In particular, in a spatial light modulation devices used for optical communication, high durability in an environment of high temperature and high relative humidity is demanded. In MEMS, in order to incorporate liquid crystal device that has the advantage of no mechanical moving part, it is essential to improve durability of liquid crystal device in an environment of high temperature and high relative humidity. Thus, a liquid crystal device has been proposed which uses inorganic material as a seal material in place of resin (see Patent Document 1).
FIG. 32 is a view useful for explaining a conventional liquid crystal device.
As shown in FIG. 32, a liquid crystal device 600 comprises a liquid crystal layer 650 sandwiched between a pair of substrates 610, 620 disposed in opposition to each other.
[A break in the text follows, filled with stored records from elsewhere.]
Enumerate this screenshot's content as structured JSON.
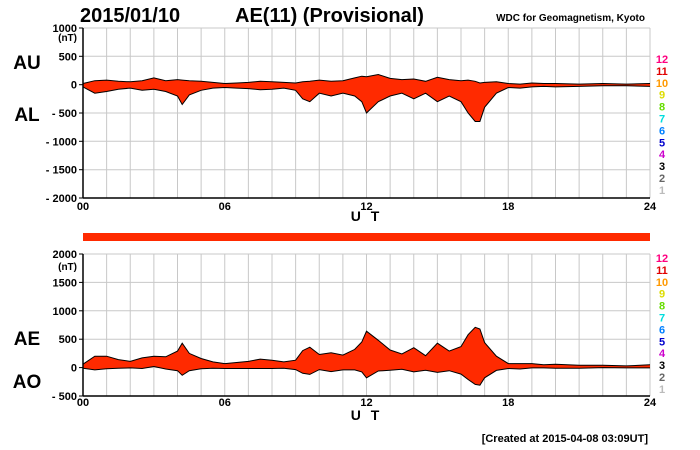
{
  "header": {
    "date": "2015/01/10",
    "title": "AE(11) (Provisional)",
    "source": "WDC for Geomagnetism, Kyoto"
  },
  "footer": {
    "created": "[Created at 2015-04-08 03:09UT]"
  },
  "level_scale": [
    "12",
    "11",
    "10",
    "9",
    "8",
    "7",
    "6",
    "5",
    "4",
    "3",
    "2",
    "1"
  ],
  "level_colors": [
    "#ff0080",
    "#e00000",
    "#ff9900",
    "#dddd00",
    "#66dd00",
    "#00dddd",
    "#0080ff",
    "#0000cc",
    "#cc00cc",
    "#000000",
    "#666666",
    "#bbbbbb"
  ],
  "fill_color": "#ff2a00",
  "chart_data": [
    {
      "type": "area",
      "panel": "AU/AL",
      "labels": [
        "AU",
        "AL"
      ],
      "unit": "(nT)",
      "xlabel": "U T",
      "xticks": [
        "00",
        "06",
        "12",
        "18",
        "24"
      ],
      "xlim": [
        0,
        24
      ],
      "yticks": [
        "1000",
        "500",
        "0",
        "- 500",
        "- 1000",
        "- 1500",
        "- 2000"
      ],
      "ylim": [
        -2000,
        1000
      ],
      "x": [
        0,
        0.5,
        1,
        1.5,
        2,
        2.5,
        3,
        3.5,
        4,
        4.2,
        4.5,
        5,
        5.5,
        6,
        6.5,
        7,
        7.5,
        8,
        8.5,
        9,
        9.3,
        9.6,
        10,
        10.5,
        11,
        11.5,
        11.8,
        12,
        12.5,
        13,
        13.5,
        14,
        14.5,
        15,
        15.5,
        16,
        16.3,
        16.6,
        16.8,
        17,
        17.5,
        18,
        18.5,
        19,
        19.5,
        20,
        21,
        22,
        23,
        24
      ],
      "series": [
        {
          "name": "AU",
          "values": [
            20,
            70,
            80,
            60,
            50,
            70,
            120,
            70,
            90,
            80,
            70,
            60,
            40,
            20,
            30,
            40,
            60,
            50,
            40,
            30,
            50,
            60,
            80,
            60,
            70,
            120,
            150,
            140,
            180,
            110,
            90,
            100,
            60,
            130,
            90,
            70,
            80,
            60,
            30,
            40,
            50,
            20,
            10,
            30,
            20,
            20,
            10,
            20,
            10,
            20
          ]
        },
        {
          "name": "AL",
          "values": [
            -40,
            -150,
            -120,
            -80,
            -60,
            -100,
            -80,
            -120,
            -200,
            -350,
            -180,
            -100,
            -60,
            -50,
            -60,
            -70,
            -90,
            -80,
            -60,
            -100,
            -250,
            -300,
            -150,
            -200,
            -150,
            -200,
            -300,
            -500,
            -300,
            -200,
            -150,
            -250,
            -150,
            -300,
            -200,
            -300,
            -500,
            -650,
            -650,
            -400,
            -150,
            -50,
            -60,
            -40,
            -30,
            -40,
            -30,
            -20,
            -20,
            -30
          ]
        }
      ]
    },
    {
      "type": "area",
      "panel": "AE/AO",
      "labels": [
        "AE",
        "AO"
      ],
      "unit": "(nT)",
      "xlabel": "U T",
      "xticks": [
        "00",
        "06",
        "12",
        "18",
        "24"
      ],
      "xlim": [
        0,
        24
      ],
      "yticks": [
        "2000",
        "1500",
        "1000",
        "500",
        "0",
        "- 500"
      ],
      "ylim": [
        -500,
        2000
      ],
      "x": [
        0,
        0.5,
        1,
        1.5,
        2,
        2.5,
        3,
        3.5,
        4,
        4.2,
        4.5,
        5,
        5.5,
        6,
        6.5,
        7,
        7.5,
        8,
        8.5,
        9,
        9.3,
        9.6,
        10,
        10.5,
        11,
        11.5,
        11.8,
        12,
        12.5,
        13,
        13.5,
        14,
        14.5,
        15,
        15.5,
        16,
        16.3,
        16.6,
        16.8,
        17,
        17.5,
        18,
        18.5,
        19,
        19.5,
        20,
        21,
        22,
        23,
        24
      ],
      "series": [
        {
          "name": "AE",
          "values": [
            60,
            200,
            200,
            140,
            110,
            170,
            200,
            190,
            290,
            430,
            250,
            160,
            100,
            70,
            90,
            110,
            150,
            130,
            100,
            130,
            300,
            360,
            230,
            260,
            220,
            320,
            450,
            640,
            480,
            310,
            240,
            350,
            210,
            430,
            290,
            370,
            580,
            710,
            680,
            440,
            200,
            70,
            70,
            70,
            50,
            60,
            40,
            40,
            30,
            50
          ]
        },
        {
          "name": "AO",
          "values": [
            -10,
            -40,
            -20,
            -10,
            -5,
            -15,
            20,
            -25,
            -55,
            -135,
            -55,
            -20,
            -10,
            -15,
            -15,
            -15,
            -15,
            -15,
            -10,
            -35,
            -100,
            -120,
            -35,
            -70,
            -40,
            -40,
            -75,
            -180,
            -60,
            -45,
            -30,
            -75,
            -45,
            -85,
            -55,
            -115,
            -210,
            -295,
            -310,
            -180,
            -50,
            -15,
            -25,
            -5,
            -5,
            -10,
            -10,
            0,
            -5,
            -5
          ]
        }
      ]
    }
  ]
}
The device substrate 610 and the opposing substrate 620 are bonded at the seal portion of the upper surface 680a of the frame part 680 enclosing the liquid layer 650. The seal portion is formed by direct joining of the frame part 680 integrally formed on the inner surface of the opposing substrate 620 and the contact surface of the device substrate 610 opposed to the frame part 680 in vacuum after surface activation treatment.
Therefore, the frame part 680 forming the liquid crystal layer between substrates is formed not from conventional resin but of same inorganic material as the opposing substrate 620, and is directly joined to the device substrate 610 by surface activation treatment, so that it is of highly moisture proof and can prevent permeation of water into the liquid crystal layer. Thus, it is possible to provide a highly durable liquid crystal device that can prevent deterioration of liquid crystal characteristics.
FIG. 33 is a view useful for explaining other conventional liquid crystal device.
As shown in FIG. 33, it is possible to subject the device 710 and the lid 720 to surface activation treatment and to join them directly (see Patent Document 2). In order to join the device 710 and the lid 720, a gold soldering film 730 of 1 μm or greater in thickness is formed as joint part on the joining surface of the device 710. On the joining surface of the lid 720, a gold thin film 740 is formed by sputtering or flash soldering. The thick gold soldering film 730 and gold thin film 740 may be formed on the contrary surfaces. After surface activation treatment is performed on the gold surface of the device 710 and the lid 720 by etching with Ar plasma in a vacuum chamber of a wafer joining apparatus, the device 710 and the lid 720 are brought into contact with each other, and pressurized to achieve joining.
FIG. 34 is a view useful for explaining still another conventional liquid crystal device.
As shown in FIG. 34, a liquid crystal display apparatus is proposed in which two plates 810, 820 are disposed in opposition to each other, and are pressurized in reduced pressure with a frame member 830 sandwiched therebetween to join the two plates in air tight manner via the frame member 830 (see Patent Document 3). Two plates are assembled together by joining of the plate 820 and the frame member 830 joined with frit glass 831 in advance with an adhesive 840 disposed on the plate 820.
Also, before joining, surface activation treatment is performed on the surface of the frame member 830 and the adhesive 840. Although the frame member is constructed from glass, it may be constructed from metal.